The architects of Jim Crow were fixated by notions of white racial purity, but black people subjected to that dictatorship of pigment were concerned with a different question: In a hostile society, is it better to be isolated from those who view you with contempt or in close proximity to them? In retrospect, it is easy to see segregation as a moral evil unanimously despised by black people, but even its fiercest critics betrayed ambivalence about what its end would mean. In the thirties, W. E. B. Du Bois inspired rancorous debates within the N.A.A.C.P. by arguing, in his writing, that there were important economic benefits — the built-in market for black businesses, for instance — that came with segregation. James Nabrit, Jr., an attorney who handled a school-desegregation suit in Washington, D.C., that became one of the cases grouped with Brown, went on to become president of Howard University, a job that entailed the seemingly paradoxical task of preserving and furthering an all-black educational institution. Three of the other attorneys who worked on Brown, including Thurgood Marshall, had, in fact, met as students at Howard’s law school, and they began their desegregation work under the tutelage of Charles Hamilton Houston, the school’s dean. Black teachers in South Carolina, where another of the desegregation suits had been filed, worried, with some cause, that integration would end a state of affairs in which black children, though deprived of equal resources, at least benefitted from teachers who did not calibrate their expectations according to the color of their students’ skin.
The Supreme Court decision on Brown, in 1954, marked a moral high point in American history, but the practice that it dispatched to the graveyard had already begun to mutate into something less tangible and far more durable. What would, in the end, preserve the principle of “separate inequality” was not protests like the one staged by Orval Faubus, the governor of Arkansas, who deployed the National Guard to Little Rock’s Central High School, in 1957, in order to keep black students out. Instead, it was policies like the Interstate Highway Act, whose passage one year earlier helped spawn American suburbia. In the wake of Brown, private schools, whose implicit mission was to educate white children, cropped up throughout the South. The persistent legacies of redlining, housing discrimination, and wage disparity conspired to produce segregation without Jim Crow — maintaining all the familiar elements of the past in an updated operating system.

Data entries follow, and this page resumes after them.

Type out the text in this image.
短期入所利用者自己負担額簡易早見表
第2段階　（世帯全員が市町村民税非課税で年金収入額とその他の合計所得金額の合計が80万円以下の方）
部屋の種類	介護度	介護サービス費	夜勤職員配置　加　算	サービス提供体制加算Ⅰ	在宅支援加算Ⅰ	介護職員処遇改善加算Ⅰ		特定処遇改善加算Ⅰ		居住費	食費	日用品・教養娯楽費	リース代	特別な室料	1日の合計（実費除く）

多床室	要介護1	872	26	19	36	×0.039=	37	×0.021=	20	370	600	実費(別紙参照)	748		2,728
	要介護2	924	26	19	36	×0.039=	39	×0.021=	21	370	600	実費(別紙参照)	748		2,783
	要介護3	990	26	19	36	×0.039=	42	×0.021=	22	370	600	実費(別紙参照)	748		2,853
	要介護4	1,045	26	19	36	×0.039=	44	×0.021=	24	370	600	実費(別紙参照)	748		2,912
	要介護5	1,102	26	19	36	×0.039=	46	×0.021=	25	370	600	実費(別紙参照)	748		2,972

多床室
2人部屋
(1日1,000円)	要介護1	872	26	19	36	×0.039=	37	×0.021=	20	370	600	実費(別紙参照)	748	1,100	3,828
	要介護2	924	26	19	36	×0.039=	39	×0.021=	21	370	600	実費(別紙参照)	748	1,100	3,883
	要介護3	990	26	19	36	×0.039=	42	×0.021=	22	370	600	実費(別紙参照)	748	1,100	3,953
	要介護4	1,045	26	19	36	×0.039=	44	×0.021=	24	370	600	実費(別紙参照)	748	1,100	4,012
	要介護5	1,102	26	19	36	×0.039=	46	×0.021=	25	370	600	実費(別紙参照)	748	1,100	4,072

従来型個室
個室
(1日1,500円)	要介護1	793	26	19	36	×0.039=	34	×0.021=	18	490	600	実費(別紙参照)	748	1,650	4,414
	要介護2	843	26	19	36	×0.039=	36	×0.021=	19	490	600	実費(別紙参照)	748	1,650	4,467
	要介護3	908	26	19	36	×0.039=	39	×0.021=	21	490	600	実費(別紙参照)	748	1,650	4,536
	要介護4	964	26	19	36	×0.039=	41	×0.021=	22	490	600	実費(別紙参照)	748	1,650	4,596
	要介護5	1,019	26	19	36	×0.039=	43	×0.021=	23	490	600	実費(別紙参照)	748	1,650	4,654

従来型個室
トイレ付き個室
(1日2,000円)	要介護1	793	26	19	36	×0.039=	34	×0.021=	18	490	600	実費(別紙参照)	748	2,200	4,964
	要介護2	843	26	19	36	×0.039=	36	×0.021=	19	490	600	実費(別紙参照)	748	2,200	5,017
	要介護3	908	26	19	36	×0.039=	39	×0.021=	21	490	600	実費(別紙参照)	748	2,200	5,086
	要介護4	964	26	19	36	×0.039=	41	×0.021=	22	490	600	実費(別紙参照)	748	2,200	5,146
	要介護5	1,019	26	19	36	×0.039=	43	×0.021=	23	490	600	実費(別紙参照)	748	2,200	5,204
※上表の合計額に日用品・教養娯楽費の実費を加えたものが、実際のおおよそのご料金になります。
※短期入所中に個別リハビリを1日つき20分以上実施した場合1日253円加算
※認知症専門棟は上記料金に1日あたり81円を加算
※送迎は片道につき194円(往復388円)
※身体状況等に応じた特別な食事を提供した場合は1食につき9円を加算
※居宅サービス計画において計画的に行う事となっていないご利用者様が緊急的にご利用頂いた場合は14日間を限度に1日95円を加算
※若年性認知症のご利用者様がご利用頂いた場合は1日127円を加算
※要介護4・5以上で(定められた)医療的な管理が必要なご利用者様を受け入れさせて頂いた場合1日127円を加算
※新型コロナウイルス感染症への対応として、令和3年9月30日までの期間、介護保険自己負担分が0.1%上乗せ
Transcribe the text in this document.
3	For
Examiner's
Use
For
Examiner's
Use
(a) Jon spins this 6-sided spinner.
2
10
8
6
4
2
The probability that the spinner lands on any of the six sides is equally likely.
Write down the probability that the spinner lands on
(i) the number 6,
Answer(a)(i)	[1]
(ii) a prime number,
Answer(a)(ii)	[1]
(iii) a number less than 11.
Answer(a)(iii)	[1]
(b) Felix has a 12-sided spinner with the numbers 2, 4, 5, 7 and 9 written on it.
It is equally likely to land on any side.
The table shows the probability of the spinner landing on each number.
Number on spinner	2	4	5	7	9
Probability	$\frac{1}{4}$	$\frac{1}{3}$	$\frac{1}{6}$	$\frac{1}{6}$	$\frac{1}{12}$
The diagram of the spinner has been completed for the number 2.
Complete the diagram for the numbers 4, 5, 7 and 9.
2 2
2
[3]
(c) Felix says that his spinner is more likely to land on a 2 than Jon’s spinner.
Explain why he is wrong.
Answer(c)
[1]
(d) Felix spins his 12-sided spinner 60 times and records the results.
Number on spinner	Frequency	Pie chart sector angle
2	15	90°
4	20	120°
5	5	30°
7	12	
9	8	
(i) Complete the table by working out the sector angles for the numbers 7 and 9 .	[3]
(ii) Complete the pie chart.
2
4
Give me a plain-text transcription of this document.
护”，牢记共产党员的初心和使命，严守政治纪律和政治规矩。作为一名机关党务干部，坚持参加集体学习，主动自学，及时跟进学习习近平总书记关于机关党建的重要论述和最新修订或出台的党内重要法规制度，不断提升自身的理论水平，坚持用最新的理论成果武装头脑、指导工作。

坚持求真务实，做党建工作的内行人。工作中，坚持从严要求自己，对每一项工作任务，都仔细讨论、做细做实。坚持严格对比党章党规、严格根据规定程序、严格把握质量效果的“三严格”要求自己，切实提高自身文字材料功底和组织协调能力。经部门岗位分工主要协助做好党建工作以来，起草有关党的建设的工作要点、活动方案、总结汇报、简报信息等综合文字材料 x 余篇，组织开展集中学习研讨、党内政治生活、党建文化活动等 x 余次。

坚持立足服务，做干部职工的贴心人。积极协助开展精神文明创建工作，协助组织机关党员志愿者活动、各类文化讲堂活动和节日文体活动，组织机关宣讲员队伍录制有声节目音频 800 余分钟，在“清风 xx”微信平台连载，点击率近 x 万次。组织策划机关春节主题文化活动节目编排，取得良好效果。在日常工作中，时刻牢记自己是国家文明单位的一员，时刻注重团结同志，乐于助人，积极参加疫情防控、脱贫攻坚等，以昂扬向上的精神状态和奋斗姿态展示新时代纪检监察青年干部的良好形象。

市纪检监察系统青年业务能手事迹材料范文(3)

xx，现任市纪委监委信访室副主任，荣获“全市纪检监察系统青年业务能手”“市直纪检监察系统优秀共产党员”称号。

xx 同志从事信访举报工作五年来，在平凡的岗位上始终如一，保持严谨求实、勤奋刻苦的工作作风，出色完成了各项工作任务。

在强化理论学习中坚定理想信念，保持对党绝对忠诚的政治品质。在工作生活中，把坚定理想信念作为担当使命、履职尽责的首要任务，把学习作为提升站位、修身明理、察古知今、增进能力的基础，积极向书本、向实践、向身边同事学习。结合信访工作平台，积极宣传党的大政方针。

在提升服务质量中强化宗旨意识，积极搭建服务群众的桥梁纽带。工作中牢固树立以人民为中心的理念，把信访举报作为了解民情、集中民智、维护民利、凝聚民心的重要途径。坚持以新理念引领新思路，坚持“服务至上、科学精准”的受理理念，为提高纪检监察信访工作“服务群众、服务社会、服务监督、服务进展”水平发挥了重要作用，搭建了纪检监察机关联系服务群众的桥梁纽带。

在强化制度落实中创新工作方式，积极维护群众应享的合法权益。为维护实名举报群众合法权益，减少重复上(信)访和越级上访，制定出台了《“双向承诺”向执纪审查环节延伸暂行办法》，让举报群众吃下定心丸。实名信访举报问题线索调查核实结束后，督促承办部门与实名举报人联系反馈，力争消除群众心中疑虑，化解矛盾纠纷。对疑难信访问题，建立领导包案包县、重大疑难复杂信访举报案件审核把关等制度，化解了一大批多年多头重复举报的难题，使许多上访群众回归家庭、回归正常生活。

To the extent that the word “desegregation” remains in our vocabulary, it describes an antique principle, not a current priority. Today, we are more likely to talk of diversity — but diversification and desegregation are not the same undertaking. To speak of diversity, in light of this country’s history of racial recidivism, is to focus on bringing ethnic variety to largely white institutions, rather than dismantling the structures that made them so white to begin with.
And so, sixty years after Brown, it is clear that the notion of segregation as a discrete phenomenon, an evil that could be flipped, like a switch, from on to off, by judicial edict, was deeply naïve. The intervening decades have shown, in large measure, the limits of what political efforts directed at desegregation alone could achieve, and the crumbling of both elements of “separate but equal” has left us at an ambivalent juncture. To the extent that desegregation becomes, once again, a pressing concern — and even that may be too grand a hope — it will have to involve the tax code, the minimum wage, and other efforts to redress income inequality. For the tragedy of this moment is not that black students still go to overwhelmingly black schools, long after segregation was banished by law, but that they do so for so many of the same reasons as in the days before Brown.